CCSD superintendent provides COVID-19 update

Published 11:00 am Friday, January 21, 2022

At Wednesday’s Chambers County School Board meeting, Superintendent Casey Chambley provided an update on how CCSD is handling the pandemic.

Chambley said the school board thought it was a good idea for schools to go virtual last week to prevent the spread of COVID-19. He said that by going virtual Thursday and Friday, students and staff had a five-day period, including the weekend and Martin Luther King Jr. Day, to stay apart from each other.

“Our staff numbers have decreased somewhat from what they were two weeks ago,” he said.

He said staff members had decreased somewhat from what they were about two weeks ago, when there were approximately 67 staff members out.

“And then that Monday, it moved to I think 54 and then 52,” he said. “And then we moved into the 40s, and we kind of teetered back and forth into the 40s and 50s. We have not been back into the 60s, I don’t believe. I think we had 37… it’s 37, right? From yesterday. We had about 37 out.”

Chambley said W.F. Burns Middle School and Valley High School were hit hard by the virus last week.

“Huguley Elementary School is being hit really hard right now,” he said.

Chambley said CCSD’s student population has a higher positivity rate than its staff. However, he said that the potential for staff members to get sick puts the school system at risk of not having enough of them.

“We could go virtual or have to move to a virtual model at any point in time on any day,” he said. “It just depends on where the staff locations are and when they happen.”

Chambley said CCSD aims to keep students in face-to-face learning as much as it can. He said CCSD knows how difficult it is for parents to find childcare and that it makes the decision to go virtual or stay face-to-face very carefully.

“If there are staff members that are watching, I know sometimes that you want to come to work,” he said. “But if you’re sick, don’t come to work.
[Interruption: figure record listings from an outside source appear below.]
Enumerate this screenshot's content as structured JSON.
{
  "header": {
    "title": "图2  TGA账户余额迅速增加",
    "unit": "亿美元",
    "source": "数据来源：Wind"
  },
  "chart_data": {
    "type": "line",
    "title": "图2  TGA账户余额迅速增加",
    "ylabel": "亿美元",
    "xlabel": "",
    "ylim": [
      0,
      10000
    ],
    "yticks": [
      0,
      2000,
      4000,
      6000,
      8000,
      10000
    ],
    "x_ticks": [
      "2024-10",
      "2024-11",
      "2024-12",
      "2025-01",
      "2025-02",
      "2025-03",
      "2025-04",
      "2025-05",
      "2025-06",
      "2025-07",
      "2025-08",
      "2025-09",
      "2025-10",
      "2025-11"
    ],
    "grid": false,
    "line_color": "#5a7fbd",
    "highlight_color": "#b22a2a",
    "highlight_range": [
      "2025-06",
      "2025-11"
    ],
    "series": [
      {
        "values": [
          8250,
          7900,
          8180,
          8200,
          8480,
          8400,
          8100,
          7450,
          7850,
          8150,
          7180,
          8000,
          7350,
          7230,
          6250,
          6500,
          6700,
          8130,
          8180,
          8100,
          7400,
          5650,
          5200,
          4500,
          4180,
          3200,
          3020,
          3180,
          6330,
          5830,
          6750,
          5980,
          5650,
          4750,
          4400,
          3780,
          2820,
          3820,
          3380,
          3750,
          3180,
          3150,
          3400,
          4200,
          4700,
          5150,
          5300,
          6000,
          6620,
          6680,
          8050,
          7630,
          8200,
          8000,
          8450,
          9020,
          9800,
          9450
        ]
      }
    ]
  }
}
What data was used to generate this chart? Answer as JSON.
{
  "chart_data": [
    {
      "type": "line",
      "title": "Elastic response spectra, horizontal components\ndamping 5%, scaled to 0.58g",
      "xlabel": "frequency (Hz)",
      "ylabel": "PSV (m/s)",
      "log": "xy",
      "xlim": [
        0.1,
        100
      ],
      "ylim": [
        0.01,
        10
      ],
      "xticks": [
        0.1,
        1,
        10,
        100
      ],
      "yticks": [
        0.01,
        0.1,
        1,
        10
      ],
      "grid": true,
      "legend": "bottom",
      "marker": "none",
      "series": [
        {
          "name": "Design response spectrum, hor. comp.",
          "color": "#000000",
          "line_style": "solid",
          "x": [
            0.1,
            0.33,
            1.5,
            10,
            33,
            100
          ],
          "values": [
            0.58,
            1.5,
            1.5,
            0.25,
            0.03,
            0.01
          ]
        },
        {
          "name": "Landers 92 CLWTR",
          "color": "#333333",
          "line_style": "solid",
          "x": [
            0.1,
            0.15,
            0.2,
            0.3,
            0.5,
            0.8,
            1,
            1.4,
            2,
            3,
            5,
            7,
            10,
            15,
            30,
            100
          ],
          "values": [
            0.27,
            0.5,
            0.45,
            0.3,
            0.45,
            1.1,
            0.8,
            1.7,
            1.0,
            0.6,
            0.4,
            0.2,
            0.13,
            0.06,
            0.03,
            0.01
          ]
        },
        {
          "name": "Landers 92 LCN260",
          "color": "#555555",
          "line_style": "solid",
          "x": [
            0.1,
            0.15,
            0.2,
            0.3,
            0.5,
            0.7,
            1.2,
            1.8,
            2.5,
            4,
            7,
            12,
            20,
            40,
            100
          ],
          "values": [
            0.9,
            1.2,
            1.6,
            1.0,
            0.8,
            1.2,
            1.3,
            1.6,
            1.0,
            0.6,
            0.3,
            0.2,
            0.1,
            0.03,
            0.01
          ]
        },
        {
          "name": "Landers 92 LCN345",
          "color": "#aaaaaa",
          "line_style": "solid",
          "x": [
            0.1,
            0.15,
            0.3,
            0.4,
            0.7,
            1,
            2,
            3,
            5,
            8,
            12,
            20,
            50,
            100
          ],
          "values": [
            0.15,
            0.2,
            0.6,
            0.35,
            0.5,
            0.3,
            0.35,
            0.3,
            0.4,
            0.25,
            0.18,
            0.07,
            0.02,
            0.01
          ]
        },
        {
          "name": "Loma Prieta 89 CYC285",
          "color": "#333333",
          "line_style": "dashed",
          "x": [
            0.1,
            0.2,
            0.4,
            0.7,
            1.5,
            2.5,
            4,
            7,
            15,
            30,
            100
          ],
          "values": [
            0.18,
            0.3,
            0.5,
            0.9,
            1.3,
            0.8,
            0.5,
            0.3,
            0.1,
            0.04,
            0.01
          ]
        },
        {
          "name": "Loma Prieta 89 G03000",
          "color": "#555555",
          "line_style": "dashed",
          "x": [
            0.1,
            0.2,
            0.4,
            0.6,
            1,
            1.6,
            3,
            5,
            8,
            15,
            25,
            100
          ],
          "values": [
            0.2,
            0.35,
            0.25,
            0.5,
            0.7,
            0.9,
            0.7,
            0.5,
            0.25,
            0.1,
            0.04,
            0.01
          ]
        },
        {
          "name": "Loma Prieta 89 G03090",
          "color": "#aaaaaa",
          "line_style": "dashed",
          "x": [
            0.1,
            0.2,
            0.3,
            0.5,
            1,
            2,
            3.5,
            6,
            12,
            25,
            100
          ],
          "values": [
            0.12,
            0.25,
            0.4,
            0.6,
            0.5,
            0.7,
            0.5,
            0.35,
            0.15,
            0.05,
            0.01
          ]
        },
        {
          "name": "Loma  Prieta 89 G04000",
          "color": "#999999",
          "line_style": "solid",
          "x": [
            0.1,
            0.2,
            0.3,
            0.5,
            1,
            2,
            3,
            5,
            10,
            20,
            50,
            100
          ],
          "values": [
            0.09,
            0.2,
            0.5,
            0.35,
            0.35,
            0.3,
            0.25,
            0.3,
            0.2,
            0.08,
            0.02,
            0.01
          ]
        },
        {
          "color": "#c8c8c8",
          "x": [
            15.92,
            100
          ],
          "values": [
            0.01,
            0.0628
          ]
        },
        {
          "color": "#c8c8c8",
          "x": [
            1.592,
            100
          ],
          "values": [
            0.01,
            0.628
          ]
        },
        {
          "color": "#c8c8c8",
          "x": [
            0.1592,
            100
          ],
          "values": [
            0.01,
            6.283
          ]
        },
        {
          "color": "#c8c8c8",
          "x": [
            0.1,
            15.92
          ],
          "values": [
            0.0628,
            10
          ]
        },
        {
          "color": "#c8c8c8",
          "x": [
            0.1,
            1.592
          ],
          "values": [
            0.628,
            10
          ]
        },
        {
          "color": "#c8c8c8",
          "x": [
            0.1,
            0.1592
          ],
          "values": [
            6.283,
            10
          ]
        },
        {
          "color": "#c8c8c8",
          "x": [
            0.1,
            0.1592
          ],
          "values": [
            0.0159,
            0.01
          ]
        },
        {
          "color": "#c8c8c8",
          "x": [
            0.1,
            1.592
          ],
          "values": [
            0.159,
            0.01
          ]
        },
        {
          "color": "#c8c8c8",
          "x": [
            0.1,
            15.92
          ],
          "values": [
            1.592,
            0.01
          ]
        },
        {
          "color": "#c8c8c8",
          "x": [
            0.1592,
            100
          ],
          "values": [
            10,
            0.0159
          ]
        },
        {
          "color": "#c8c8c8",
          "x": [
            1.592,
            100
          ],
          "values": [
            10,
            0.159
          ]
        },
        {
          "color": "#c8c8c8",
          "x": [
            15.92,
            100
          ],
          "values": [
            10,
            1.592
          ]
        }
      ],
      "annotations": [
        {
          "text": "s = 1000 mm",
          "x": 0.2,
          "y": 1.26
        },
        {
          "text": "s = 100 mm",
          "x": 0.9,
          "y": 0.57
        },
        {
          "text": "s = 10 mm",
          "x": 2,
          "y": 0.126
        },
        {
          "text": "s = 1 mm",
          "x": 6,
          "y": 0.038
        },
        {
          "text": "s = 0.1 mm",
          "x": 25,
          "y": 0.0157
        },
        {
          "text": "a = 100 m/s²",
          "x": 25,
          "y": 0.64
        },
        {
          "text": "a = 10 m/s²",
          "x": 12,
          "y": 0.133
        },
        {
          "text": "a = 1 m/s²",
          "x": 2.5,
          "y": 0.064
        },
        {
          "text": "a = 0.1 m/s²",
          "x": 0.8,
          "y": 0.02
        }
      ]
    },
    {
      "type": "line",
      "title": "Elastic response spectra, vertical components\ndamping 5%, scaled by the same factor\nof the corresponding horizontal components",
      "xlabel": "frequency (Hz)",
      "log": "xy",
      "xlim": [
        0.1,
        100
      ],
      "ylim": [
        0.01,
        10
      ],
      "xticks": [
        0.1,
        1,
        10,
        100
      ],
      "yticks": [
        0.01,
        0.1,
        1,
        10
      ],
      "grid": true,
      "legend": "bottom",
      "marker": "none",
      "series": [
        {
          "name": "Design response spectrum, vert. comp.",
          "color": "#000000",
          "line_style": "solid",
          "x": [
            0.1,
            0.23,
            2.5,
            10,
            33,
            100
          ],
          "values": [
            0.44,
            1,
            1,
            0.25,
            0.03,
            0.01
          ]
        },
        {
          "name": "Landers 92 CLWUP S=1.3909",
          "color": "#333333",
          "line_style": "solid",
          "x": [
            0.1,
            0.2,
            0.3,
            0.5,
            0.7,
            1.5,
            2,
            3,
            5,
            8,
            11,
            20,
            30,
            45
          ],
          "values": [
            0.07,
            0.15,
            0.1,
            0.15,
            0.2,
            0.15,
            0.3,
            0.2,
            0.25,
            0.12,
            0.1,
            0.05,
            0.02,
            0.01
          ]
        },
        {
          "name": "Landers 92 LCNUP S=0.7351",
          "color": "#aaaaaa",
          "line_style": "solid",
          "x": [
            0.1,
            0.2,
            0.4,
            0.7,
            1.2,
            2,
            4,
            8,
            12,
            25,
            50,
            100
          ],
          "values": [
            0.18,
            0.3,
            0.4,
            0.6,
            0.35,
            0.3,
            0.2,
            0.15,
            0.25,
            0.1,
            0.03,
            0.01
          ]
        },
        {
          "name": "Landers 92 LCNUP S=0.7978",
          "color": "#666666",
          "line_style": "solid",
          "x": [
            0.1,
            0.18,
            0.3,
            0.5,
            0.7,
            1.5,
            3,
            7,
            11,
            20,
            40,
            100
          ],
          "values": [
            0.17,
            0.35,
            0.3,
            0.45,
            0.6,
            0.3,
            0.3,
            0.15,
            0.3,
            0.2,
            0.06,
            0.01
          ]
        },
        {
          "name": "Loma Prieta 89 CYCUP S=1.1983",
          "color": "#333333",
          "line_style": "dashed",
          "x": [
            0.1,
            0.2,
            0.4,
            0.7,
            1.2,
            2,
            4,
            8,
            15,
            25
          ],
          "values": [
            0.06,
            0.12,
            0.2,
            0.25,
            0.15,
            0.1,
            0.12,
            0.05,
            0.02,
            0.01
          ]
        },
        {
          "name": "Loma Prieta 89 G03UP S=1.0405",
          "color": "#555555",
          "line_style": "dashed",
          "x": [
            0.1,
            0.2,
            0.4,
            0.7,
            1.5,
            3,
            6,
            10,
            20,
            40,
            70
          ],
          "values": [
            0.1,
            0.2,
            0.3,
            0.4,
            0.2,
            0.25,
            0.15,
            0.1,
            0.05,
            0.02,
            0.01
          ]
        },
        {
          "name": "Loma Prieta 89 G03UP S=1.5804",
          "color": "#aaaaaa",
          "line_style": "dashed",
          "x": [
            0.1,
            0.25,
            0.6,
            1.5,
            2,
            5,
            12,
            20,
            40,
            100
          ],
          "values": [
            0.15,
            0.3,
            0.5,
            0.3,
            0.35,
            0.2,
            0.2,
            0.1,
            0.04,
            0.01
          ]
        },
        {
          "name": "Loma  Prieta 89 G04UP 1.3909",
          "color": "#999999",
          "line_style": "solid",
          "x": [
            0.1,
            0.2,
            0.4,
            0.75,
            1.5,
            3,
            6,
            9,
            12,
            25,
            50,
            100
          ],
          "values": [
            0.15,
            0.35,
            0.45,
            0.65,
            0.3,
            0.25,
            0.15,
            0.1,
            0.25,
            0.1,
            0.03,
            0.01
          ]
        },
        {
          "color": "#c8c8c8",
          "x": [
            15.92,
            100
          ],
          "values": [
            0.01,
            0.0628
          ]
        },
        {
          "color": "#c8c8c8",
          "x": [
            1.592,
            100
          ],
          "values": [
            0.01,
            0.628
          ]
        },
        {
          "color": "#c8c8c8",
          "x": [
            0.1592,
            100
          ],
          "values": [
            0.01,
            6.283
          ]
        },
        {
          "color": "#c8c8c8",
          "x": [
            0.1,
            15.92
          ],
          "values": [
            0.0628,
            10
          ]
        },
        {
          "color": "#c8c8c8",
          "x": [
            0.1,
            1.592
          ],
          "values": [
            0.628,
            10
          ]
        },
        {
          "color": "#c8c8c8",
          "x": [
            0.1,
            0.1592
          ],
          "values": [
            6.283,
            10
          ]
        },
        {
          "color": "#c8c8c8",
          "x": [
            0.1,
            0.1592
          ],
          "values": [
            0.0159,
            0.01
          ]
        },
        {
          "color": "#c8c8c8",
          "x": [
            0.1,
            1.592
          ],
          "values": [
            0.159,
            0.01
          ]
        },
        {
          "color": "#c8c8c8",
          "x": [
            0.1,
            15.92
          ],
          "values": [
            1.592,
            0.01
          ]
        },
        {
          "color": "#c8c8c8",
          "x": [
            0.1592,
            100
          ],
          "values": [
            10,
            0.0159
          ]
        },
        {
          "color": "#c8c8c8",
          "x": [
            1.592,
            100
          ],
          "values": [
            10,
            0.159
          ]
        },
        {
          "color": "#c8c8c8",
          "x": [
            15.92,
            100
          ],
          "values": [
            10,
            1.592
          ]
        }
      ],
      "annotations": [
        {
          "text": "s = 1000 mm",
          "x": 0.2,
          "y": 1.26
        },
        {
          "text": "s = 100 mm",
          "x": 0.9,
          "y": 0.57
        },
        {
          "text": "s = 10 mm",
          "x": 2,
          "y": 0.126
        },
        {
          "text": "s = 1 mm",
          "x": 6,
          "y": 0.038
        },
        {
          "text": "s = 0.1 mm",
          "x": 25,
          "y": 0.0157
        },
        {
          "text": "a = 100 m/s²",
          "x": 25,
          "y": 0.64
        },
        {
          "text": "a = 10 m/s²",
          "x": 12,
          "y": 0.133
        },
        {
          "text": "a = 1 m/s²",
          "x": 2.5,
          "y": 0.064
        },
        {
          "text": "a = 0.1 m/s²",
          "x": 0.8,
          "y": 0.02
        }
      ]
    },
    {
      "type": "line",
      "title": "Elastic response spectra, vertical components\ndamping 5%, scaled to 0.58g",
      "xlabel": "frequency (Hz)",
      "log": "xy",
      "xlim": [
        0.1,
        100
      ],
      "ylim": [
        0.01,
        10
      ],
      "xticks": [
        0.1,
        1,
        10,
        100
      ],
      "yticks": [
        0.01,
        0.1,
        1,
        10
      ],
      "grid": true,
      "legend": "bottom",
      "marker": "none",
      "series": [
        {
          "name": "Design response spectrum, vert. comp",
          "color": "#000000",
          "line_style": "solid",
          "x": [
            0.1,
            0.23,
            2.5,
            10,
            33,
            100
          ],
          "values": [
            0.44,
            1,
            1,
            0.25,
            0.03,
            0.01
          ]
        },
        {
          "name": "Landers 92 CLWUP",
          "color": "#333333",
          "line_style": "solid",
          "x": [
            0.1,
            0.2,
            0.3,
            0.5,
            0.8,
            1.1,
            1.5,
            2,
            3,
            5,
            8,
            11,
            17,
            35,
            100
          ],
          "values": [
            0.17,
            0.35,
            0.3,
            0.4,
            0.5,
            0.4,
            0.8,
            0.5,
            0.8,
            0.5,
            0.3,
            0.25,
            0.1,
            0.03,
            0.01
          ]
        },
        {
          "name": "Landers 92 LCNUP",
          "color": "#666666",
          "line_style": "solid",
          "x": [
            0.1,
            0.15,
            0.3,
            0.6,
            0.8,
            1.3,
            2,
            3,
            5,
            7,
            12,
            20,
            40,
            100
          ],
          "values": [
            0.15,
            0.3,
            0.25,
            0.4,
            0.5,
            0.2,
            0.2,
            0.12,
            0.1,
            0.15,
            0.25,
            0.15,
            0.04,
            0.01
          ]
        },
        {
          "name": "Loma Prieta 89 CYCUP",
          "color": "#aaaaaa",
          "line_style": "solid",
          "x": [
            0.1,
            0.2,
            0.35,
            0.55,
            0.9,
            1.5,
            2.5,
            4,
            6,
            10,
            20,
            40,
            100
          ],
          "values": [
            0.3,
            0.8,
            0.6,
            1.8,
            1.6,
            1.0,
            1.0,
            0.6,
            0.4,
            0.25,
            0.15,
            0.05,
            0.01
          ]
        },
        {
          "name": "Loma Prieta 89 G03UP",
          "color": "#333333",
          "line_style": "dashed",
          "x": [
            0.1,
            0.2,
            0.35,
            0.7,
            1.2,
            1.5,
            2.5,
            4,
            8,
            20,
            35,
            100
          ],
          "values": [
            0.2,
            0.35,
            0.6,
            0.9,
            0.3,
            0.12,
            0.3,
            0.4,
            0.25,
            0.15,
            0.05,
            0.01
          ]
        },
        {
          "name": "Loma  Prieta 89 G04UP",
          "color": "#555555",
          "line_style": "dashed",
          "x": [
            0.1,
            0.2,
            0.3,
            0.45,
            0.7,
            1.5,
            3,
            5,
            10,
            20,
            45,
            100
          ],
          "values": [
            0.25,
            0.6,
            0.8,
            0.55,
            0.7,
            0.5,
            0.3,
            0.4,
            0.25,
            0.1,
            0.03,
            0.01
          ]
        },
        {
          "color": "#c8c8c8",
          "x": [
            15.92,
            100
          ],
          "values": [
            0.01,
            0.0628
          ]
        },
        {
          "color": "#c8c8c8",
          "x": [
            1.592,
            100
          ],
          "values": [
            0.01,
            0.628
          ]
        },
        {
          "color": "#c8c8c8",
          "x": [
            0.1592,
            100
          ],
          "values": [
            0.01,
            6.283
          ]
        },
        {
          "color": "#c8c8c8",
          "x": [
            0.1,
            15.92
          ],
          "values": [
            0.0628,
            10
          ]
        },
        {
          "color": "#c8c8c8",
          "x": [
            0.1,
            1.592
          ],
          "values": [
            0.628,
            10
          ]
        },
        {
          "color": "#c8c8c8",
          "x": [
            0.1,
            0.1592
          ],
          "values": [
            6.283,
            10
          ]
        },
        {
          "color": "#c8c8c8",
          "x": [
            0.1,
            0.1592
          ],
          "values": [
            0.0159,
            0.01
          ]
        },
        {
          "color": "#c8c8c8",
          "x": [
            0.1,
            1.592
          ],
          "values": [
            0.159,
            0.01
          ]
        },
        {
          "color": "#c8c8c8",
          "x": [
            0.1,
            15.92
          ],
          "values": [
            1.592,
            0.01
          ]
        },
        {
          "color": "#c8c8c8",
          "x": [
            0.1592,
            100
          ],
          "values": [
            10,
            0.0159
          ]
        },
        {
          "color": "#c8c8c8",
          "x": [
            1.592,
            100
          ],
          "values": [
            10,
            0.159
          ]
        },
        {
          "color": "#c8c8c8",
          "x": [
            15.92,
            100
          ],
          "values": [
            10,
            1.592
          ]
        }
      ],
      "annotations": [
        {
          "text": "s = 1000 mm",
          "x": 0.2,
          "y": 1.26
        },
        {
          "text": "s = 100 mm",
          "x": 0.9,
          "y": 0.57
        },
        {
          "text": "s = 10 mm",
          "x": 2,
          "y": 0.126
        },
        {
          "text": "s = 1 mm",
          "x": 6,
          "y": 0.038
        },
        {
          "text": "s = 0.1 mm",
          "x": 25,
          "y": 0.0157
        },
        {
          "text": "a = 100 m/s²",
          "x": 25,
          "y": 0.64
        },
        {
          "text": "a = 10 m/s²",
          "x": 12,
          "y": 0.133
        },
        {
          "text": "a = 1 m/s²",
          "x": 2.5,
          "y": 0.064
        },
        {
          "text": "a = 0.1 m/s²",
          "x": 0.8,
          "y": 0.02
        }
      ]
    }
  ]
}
And if you are a parent with kids, and you have a positive case in your home, please report that to your school nurse and do not send your kids to school.”

He urged staff members who can’t come to work to put their absences in as soon as possible.

He said about 228 staff and students were out of school for COVID-related reasons. However, he said the number was a little misleading. He explained that some students would stay home because a family member had COVID, and then they’d catch it and stay home even longer. The parents wouldn’t notify their school nurses of this until they were called, creating a lag in CCSD’s ability to report cases.

Chambley said that on Thursday, Jan. 13, CCSD reported 119 positive cases to the school dashboard. Of those, about 19 were staff members, he said.

“I think we are seeing the numbers to start to maybe not continue to rise, they’ve plateaued some, and now we hope to see those numbers start to decline,” he said. “They’re hoping that as weather starts to warm up into March and April that we will see less of this and maybe go through the spring and then go through summer. And as testing ramps up as well as the vaccine, they’re hoping we cannot see another peak from this variant.”